Other consequences of voluntary manslaughter include hefty fines not exceeding $10,000. You may get a strike on your record in line with California's Three Strikes Law. A strike on your record may enhance your sentencing, especially if you have prior felonies on your record and if you get felony convictions in the future.
According to California PC 29800, you may lose your right to possess a gun according to the felon with a firearm law. Other consequences may include performing community labor or service, including roadside work. The court may order you to seek counseling services by attending anger management classes. The court has the discretion to impose any punishment it may deem necessary for an offense of voluntary manslaughter.
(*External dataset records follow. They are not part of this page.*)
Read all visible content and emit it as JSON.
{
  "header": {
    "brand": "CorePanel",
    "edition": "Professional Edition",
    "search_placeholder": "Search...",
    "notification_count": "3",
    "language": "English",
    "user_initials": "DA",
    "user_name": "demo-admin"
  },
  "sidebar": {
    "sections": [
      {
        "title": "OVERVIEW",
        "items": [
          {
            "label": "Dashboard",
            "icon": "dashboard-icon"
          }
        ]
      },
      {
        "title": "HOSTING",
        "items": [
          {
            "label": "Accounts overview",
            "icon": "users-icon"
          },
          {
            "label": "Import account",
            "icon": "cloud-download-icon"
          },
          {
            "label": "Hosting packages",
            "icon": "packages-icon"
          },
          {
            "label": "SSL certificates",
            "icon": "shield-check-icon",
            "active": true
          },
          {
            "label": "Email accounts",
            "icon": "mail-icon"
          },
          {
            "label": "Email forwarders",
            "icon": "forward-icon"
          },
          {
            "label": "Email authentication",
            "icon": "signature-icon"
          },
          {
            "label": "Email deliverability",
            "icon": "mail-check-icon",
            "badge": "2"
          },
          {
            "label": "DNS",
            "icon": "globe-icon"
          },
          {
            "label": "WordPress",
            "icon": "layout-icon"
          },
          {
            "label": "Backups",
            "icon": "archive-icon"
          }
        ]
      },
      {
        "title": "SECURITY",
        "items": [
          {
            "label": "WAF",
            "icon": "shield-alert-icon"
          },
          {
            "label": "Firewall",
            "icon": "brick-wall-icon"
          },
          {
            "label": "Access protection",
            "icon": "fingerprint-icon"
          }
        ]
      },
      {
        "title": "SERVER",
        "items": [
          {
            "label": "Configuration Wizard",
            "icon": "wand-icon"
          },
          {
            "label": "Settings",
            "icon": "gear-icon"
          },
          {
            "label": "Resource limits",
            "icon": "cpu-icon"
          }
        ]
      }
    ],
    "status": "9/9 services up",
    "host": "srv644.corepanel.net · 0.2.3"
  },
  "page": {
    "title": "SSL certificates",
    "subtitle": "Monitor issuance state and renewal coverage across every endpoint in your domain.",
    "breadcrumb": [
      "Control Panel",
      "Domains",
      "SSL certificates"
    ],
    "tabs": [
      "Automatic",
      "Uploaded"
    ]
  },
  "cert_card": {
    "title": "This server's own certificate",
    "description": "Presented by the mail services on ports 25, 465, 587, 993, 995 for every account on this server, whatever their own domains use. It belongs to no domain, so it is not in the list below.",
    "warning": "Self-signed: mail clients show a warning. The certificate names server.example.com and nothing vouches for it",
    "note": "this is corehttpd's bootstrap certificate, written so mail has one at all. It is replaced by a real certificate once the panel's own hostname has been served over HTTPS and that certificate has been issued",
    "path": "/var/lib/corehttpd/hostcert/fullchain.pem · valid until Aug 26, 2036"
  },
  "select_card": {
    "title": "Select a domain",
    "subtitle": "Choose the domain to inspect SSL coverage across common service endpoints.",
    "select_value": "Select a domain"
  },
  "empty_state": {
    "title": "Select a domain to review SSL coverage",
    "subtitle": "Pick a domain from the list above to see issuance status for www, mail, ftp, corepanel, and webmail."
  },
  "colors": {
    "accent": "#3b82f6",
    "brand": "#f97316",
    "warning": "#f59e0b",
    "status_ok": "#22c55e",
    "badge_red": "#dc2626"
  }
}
Fighting Voluntary Manslaughter Charges
The crime of voluntary manslaughter is a serious offense, according to California law. If the prosecutor accuses you of committing the crime, the consequences are detrimental. However, you do not have to give up. An experienced criminal attorney can help you develop proper defense and challenge the prosecutor's allegations.
Your attorney can guide you on the applicable legal defenses to help you fight voluntary manslaughter charges. Some of the common legal defenses that your attorney adopt include:
You Killed the Victim in Self-Defense or While Defending Another Person
You can fight voluntary manslaughter charges by pointing out that you were acting in self-defense or defense of another person at the time of killing the victim. The self-defense law may apply if you killed the victim to protect yourself from being killed. You may also have killed the victim to avoid suffering great bodily injury. You may also outline that you were at risk of rape, robbery, maiming, or any other atrocious and forcible crime.
The self-defense law allows you to take any possible action to avoid suffering harm. For instance, if the victim was trying to stab you or your friend, but you overpowered the victim and killed him/her, you can claim that you were acting in self-defense.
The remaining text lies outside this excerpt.